The equity interests of the VIE are legally held by the nominee equity holders of the VIE on behalf of the Company. The Company cannot assure that when conflicts of interest arise, either of the nominee equity holders will act in the best interests of the Company or such conflicts will be resolved in the Company’s favor. Currently, the Company does not have any arrangements to address potential conflicts of interest between the nominee equity holders and the Company, except that the Company could exercise the purchase option under the Exclusive Option Agreement with the nominee equity holders to request them to transfer all of their equity ownership in the VIE to a PRC entity or individual designated by the Company, to the extent permitted by the PRC laws.
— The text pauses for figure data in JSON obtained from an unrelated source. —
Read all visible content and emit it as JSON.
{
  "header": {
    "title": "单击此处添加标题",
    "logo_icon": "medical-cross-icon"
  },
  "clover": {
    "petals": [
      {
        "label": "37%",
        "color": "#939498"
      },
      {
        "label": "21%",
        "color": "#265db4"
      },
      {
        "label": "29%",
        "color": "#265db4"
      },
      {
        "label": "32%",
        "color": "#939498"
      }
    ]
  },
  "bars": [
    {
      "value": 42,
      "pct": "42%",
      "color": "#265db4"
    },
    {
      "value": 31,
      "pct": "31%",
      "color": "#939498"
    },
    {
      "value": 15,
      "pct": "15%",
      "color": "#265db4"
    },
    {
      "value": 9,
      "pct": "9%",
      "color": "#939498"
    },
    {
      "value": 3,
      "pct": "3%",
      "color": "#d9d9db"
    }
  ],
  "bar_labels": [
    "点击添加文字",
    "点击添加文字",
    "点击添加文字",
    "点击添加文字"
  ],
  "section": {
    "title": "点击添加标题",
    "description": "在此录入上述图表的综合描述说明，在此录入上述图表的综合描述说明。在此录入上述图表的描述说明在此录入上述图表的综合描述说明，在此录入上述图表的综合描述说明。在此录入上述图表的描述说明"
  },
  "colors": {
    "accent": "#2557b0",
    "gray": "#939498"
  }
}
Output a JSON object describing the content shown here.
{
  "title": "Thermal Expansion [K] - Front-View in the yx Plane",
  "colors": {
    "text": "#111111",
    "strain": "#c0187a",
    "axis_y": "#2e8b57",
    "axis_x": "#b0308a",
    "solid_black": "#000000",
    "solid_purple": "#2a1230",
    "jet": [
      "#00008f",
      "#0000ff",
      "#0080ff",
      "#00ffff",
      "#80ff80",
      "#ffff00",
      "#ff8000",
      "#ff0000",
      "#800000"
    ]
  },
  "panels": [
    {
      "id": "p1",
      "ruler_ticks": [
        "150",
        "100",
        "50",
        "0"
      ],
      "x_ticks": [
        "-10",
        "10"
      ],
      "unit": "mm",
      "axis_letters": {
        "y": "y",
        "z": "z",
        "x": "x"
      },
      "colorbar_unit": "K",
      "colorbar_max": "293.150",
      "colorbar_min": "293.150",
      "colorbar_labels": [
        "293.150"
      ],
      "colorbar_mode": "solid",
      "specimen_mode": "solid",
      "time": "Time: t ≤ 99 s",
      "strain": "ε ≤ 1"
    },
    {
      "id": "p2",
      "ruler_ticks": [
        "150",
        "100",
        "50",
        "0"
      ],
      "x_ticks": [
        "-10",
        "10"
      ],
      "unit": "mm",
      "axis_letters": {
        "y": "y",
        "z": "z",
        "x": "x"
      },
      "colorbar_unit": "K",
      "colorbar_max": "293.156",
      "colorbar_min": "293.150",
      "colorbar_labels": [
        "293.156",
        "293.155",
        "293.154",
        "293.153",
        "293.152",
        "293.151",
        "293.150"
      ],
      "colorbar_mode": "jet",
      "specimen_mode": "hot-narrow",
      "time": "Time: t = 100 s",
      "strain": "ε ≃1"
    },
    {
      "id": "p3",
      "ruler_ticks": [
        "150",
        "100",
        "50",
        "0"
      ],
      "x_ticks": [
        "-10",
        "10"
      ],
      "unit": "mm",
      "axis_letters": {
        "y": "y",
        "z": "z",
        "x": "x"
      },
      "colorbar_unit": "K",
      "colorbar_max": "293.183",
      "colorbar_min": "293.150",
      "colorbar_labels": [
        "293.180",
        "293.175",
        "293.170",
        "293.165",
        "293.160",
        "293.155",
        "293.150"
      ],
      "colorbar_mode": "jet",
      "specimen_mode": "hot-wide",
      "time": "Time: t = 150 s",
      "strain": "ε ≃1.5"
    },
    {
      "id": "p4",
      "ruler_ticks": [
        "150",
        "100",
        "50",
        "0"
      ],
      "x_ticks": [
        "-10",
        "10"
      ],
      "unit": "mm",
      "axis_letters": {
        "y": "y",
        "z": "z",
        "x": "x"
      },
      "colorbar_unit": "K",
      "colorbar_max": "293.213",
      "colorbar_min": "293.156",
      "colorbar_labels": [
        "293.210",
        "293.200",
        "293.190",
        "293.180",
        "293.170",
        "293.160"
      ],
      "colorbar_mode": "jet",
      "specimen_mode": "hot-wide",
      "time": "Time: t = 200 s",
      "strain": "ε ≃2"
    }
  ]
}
The equity holders of the VIE have executed power of attorney to appoint WFOE to vote on their behalf and exercise voting rights as equity holders of the VIE. If the Company cannot resolve any conflict of interest or dispute between the Company and the nominee equity holders of the VIE, the Company would have to rely on legal proceedings, which could result in disruption of the Company’s business and subject the Company to substantial uncertainty as to the outcome of any such legal proceedings.

 

The Company’s involvement with the VIE under the VIE Agreements affected the Company’s consolidated financial position, results of operations, and cash flows as indicated below.

 

 

The following consolidated assets and liabilities information of the Group’s VIE as of December 31, 2024 and 2025, and consolidated revenues, net income (loss) and cash flow information for the years ended December 31, 2023, 2024 and 2025 have been included in the accompanying consolidated financial statements. All intercompany transactions and balances among the Company, its wholly-owned subsidiaries, the VIE and the VIE’s wholly-owned subsidiaries have been eliminated upon consolidation.

 

       
   As of December 31, 
   2024   2025 
   RMB   RMB 
ASSETS        
Current assets          
Cash and cash equivalents   47,309    48,058 
Restricted cash       24 
Short-term investments       81,233 
Accounts receivable   16,893    36,726 
Prepayments and other current assets   45,893    35,897 
Amounts due from inter-companies   160,413    181,880 
Total current assets   270,508    383,818 
Non-current assets          
Long-term investments   51,090     
Property and equipment, net   2,814    1,357 
Operating lease right-of-use assets   44,164    24,982 
Other non-current assets   4,600    3,062 
Total non-current assets   102,668    29,401 
Total assets   373,176    413,219 
LIABILITIES          
Current liabilities          
Accounts payable   108,553    160,865 
Deferred revenue   56,768    60,541 
Amounts due to inter-companies   457,895    465,171 
Operating lease liabilities, current   12,770    9,728 
Accrued expenses and other current liabilities   30,035    24,053 
Total current liabilities   666,021    720,358 
Non-current liabilities          
Operating lease liabilities, non-current   29,395    12,879 
Total non-current liabilities   29,395    12,879 
Total liabilities   695,416    733,237 

 

          
   Year Ended December 31, 
   2023   2024   2025 
   RMB   RMB   RMB 
Total revenues   1,097,261    1,033,333    961,102 
Net income (loss)   101,738    38,093    (2,644)
Net cash used in operating activities   (79,526)   (54,081)   (44,071)
Net cash provided by (used in) investing activities   (68,853)   59,755    

(41,820

)
Net cash provided by (used in) financing activities   101,641    (72,672)   86,664 
Net increase (decrease) in cash, cash equivalents and restricted cash   (46,738)   (66,998)   773 
Cash and cash equivalents at the beginning of the year   161,045    114,307    47,309 
Cash, cash equivalents and restricted cash at the end of the year   114,307    47,309    48,082 

 

In accordance with VIE Agreements, WFOE has the power to direct the activities of the VIE and VIE’s subsidiaries. Therefore, the Company considers that there are no assets in the VIE that can only be used to settle obligations of the VIE, except for paid in capital of RMB1 million as of December 31, 2024 and 2025. The creditors of the VIE do not have recourse to the general credit of WFOE.